- Genre: Satire
- Written by: Charlie Brooker
- Presented by: Charlie Brooker
- Country of origin: United Kingdom
- Original language: English
- No. of series: 1
- No. of episodes: 6

Production
- Executive producer: Annabel Jones
- Running time: 30 minutes
- Production company: Zeppotron

Original release
- Network: BBC Two
- Release: 25 January – 8 March 2011

Related
- Charlie Brooker's Screenwipe Newswipe with Charlie Brooker Charlie Brooker's Gameswipe Charlie Brooker's Weekly Wipe

= How TV Ruined Your Life =

Television series

How TV Ruined Your Life is a British satirical television series written and presented by Charlie Brooker. Brooker, whose earlier TV-related programmes include How to Watch Television, Charlie Brooker's Screenwipe and You Have Been Watching, examines how the medium has bent reality to fit its own ends.
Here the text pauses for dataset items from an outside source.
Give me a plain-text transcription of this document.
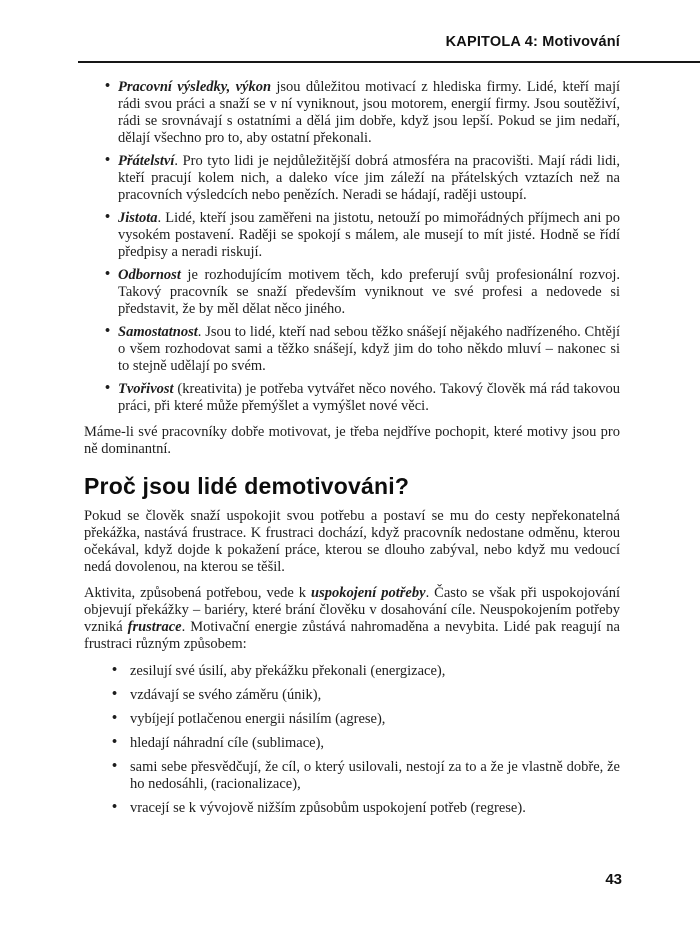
KAPITOLA 4: Motivování
• Pracovní výsledky, výkon jsou důležitou motivací z hlediska firmy. Lidé, kteří mají rádi svou práci a snaží se v ní vyniknout, jsou motorem, energií firmy. Jsou soutěživí, rádi se srovnávají s ostatními a dělá jim dobře, když jsou lepší. Pokud se jim nedaří, dělají všechno pro to, aby ostatní překonali.
• Přátelství. Pro tyto lidi je nejdůležitější dobrá atmosféra na pracovišti. Mají rádi lidi, kteří pracují kolem nich, a daleko více jim záleží na přátelských vztazích než na pracovních výsledcích nebo penězích. Neradi se hádají, raději ustoupí.
• Jistota. Lidé, kteří jsou zaměřeni na jistotu, netouží po mimořádných příjmech ani po vysokém postavení. Raději se spokojí s málem, ale musejí to mít jisté. Hodně se řídí předpisy a neradi riskují.
• Odbornost je rozhodujícím motivem těch, kdo preferují svůj profesionální rozvoj. Takový pracovník se snaží především vyniknout ve své profesi a nedovede si představit, že by měl dělat něco jiného.
• Samostatnost. Jsou to lidé, kteří nad sebou těžko snášejí nějakého nadřízeného. Chtějí o všem rozhodovat sami a těžko snášejí, když jim do toho někdo mluví – nakonec si to stejně udělají po svém.
• Tvořivost (kreativita) je potřeba vytvářet něco nového. Takový člověk má rád takovou práci, při které může přemýšlet a vymýšlet nové věci.

Máme-li své pracovníky dobře motivovat, je třeba nejdříve pochopit, které motivy jsou pro ně dominantní.

Proč jsou lidé demotivováni?

Pokud se člověk snaží uspokojit svou potřebu a postaví se mu do cesty nepřekonatelná překážka, nastává frustrace. K frustraci dochází, když pracovník nedostane odměnu, kterou očekával, když dojde k pokažení práce, kterou se dlouho zabýval, nebo když mu vedoucí nedá dovolenou, na kterou se těšil.

Aktivita, způsobená potřebou, vede k uspokojení potřeby. Často se však při uspokojování objevují překážky – bariéry, které brání člověku v dosahování cíle. Neuspokojením potřeby vzniká frustrace. Motivační energie zůstává nahromaděna a nevybita. Lidé pak reagují na frustraci různým způsobem:

• zesilují své úsilí, aby překážku překonali (energizace),
• vzdávají se svého záměru (únik),
• vybíjejí potlačenou energii násilím (agrese),
• hledají náhradní cíle (sublimace),
• sami sebe přesvědčují, že cíl, o který usilovali, nestojí za to a že je vlastně dobře, že ho nedosáhli, (racionalizace),
• vracejí se k vývojově nižším způsobům uspokojení potřeb (regrese).
43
Produced by Zeppotron, the series aired its first episode in January 2011.

==Reception==
The series was reviewed mildly positively, with some criticism of the series' topic, some positive remarks about specific segments, and some abuse in jest from Brooker's colleagues at The Guardian: "Ha! I mean, boo! I hate him." In the Scotsman, it was noted that "though so far Brooker hasn't been pulling any punches", some of Brooker's topics were deemed too broad, some of his targets were called "too familiar", and Brooker himself "may be heading towards one of those programmes he has so savagely parodied." The Metro enjoyed Brooker's making "merrily sardonic hay", and found his skewering of some TV fearmongering "spot on", but found his targets pretty easy, "nicking TV news ('like looking directly in the face of terror') with flesh-wounds when once upon a time he would have gone for the heart", and described the show as "cobbled together."

==Episodes==

| No. | Title | Written by | Original release date |
| 1 | "Fear" | Charlie Brooker | 25 January 2011 |
Brooker discusses early public information films, criticising them for their often patronising and hysterical tones before comparing them to the more dramatic recent equivalents.
| 2 | "The Lifecycle" | Charlie Brooker | 1 February 2011 |
Brooker looks into how television is marketed towards different age groups, paying particular attention to how marketing towards the latter group has changed over the years.
| 3 | "Aspiration" | Charlie Brooker | 8 February 2011 |
Brooker defines "aspirational television" and credits the origin of this style of idealised TV to advertisers "attaching fantasies to the products they were hawking", comparing adverts between decades. Brooker also comments on the shifting portrayal of wealthy people and the protective idolization of children.
| 4 | "Love" | Charlie Brooker | 15 February 2011 |
This episode covers the depiction of romantic and sexual love on TV.
| 5 | "Progress" | Charlie Brooker | 1 March 2011 |
Brooker discusses human technological progress and how it and aspirations of it are shown on TV.
| 6 | "Knowledge" | Charlie Brooker | 8 March 2011 |
This episode is about informative TV. Brooker begins by illustrating clichés of "documentary-type" presenters such as Andrew Marr. He comments on early programmes which introduced TV to the classroom.